Web Design / TTEC Digital
Designing and Building ttecdigital.com
I've been part of that work since the beginning; first as a supporting designer, then as the only designer, then as the lead designer shaping the visual direction. Today I design, build, and maintain the site directly.
Role.
Tools.
Timeline.
ThE Begining
Three brands to one site —
TTEC acquired Avtex and VoiceFoundry in 2021, with plans to gradually sunset both brands and merge them into a new subbrand: TTEC Digital. I worked under the creative director and web lead on imagery and card templates for the family-brand site that launched in 2022.
At the end of 2022 into early 2023, the creative director and web lead both moved on from the company. I became the only designer on the team which gave me room to shape both the site and the visual brand from the ground up.


2026
The site today —
The site today is the result of a few years of layered work — a brand built from scratch, navigation mapped from the site structure up, redesigned core pages, and a move to Webflow that put the build directly in my hands. Below are a few of the pages I design and maintain across the site.

The history & the process
A look into the web design process —
By early 2023 the three brands had merged into one. But TTEC Digital existed as a name without a brand — colors borrowed from the parent and the two sunset brands, a site that read more like a blog than a B2B business. Navigation was flat: click a link, land on a page, dig from there.
I worked alongside someone from digital and demand gen to start fixing it. She moved on from TTEC Digital in April 2023, and the visual overhaul came down to me.
Early – Mid 2023
Mapping the navigation —
The old navigation was a flat list of links — no dropdowns, no way to scan what the company offered easily. The team and I mapped the full site structure first, decided what belonged in the nav and what didn't, and I designed a mega menu that surfaced solutions, industries, resources, and company info at the top level.


Early – Mid 2023
Resource hub redesign —
The resource hub, originally called "Thoughts," was a long list that mixed blog posts, case studies, events, and gated content all competing for attention on the same page. I restructured it around filterable content types so users could find what they needed without scrolling through everything else. The new Resource Center surfaces the latest blogs, client stories, resources, news, and events on the landing page, with sub-navigation and section CTAs that route users into each content type's dedicated page. Cleaner on the front end, cleaner on the back end.

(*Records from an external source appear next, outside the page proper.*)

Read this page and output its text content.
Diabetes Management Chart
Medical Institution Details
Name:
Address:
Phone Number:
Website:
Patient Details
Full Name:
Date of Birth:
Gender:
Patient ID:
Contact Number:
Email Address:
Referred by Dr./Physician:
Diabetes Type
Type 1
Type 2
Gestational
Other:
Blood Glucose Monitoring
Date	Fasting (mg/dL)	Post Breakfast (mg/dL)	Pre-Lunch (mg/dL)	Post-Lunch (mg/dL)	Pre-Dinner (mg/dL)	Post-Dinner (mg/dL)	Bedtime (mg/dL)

Above is the current Resource Center, surfacing the latest blogs, client stories, tools and guides, and events and webinars on the landing page, with dedicated secondary pages for each content type.
Early – Mid 2023
Interior pages —
Solution pages, blog templates, resource templates — every interior page got redesigned with the new brand in mind. The constraint was keeping the system simple enough not to overload the block library on the back end. The developers translated my Figma prototypes into our Craft instance, working within what Craft could do. The same structure later moved into Webflow, where the blocks became components fairly seamlessly.



Interior pages redesigned around a 2/3 + 1/3 structure. The wider column held the main content. The narrower column held an optional form — visible at the top of the page when needed, removable when it wasn't. Consistency across pages mattered: users moving from one interior page to the next shouldn't have to relearn the layout each time.
Mid summer 2023
Refining the homepage —
The homepage is one of the main entry points into the site, so user experience had to come first. I redesigned it (after) with a few clear goals: a brand-forward look that finally felt like TTEC Digital, a hierarchy that made the value proposition land in seconds, and a layout that gave the user a path forward — whether that was booking a consultation, exploring the work, or seeing who else trusted the company. Even the white curve at the bottom of the hero was deliberate. A flat line cut the page off too quickly. The curve pulled the user's eye down and subtly encouraged them to keep scrolling.



Late 2024 – Early 2025
Moving to webflow —
By the end of 2024, the team wanted to keep pushing the site without waiting on a developer queue for every change. We reviewed platforms, sat through demos, and landed on Webflow.
An agency handled the migration from Craft. They did a 1:1 move but missed much of what the team needed to operate the site day-to-day. Our content strategist and I sat in hours of meetings, gathering assets and flagging gaps. When the migration handed off, the site was technically live but not ready. Content was thin, components weren't defined, collection lists were broken, static pages were unbuilt.
The cleanup landed on me and the content strategist. I built a defined component library, fixed the collection lists, finished the static pages, and set up class structures using Client-First conventions so the site could be maintained without spiraling.

40+ components, cleaned up, and built to keep the site visually consistent and reusable for the whole team.
Ongoing
Where the site is now —
I'm still actively designing and building. New pages, new components, custom code, interactions — the site isn't a project with an end date.
Now that pages ship quickly, I've designed and built a handful of new ones in 2026: an email signature generator using custom code, a redesigned partner page, and an updated solutions hub.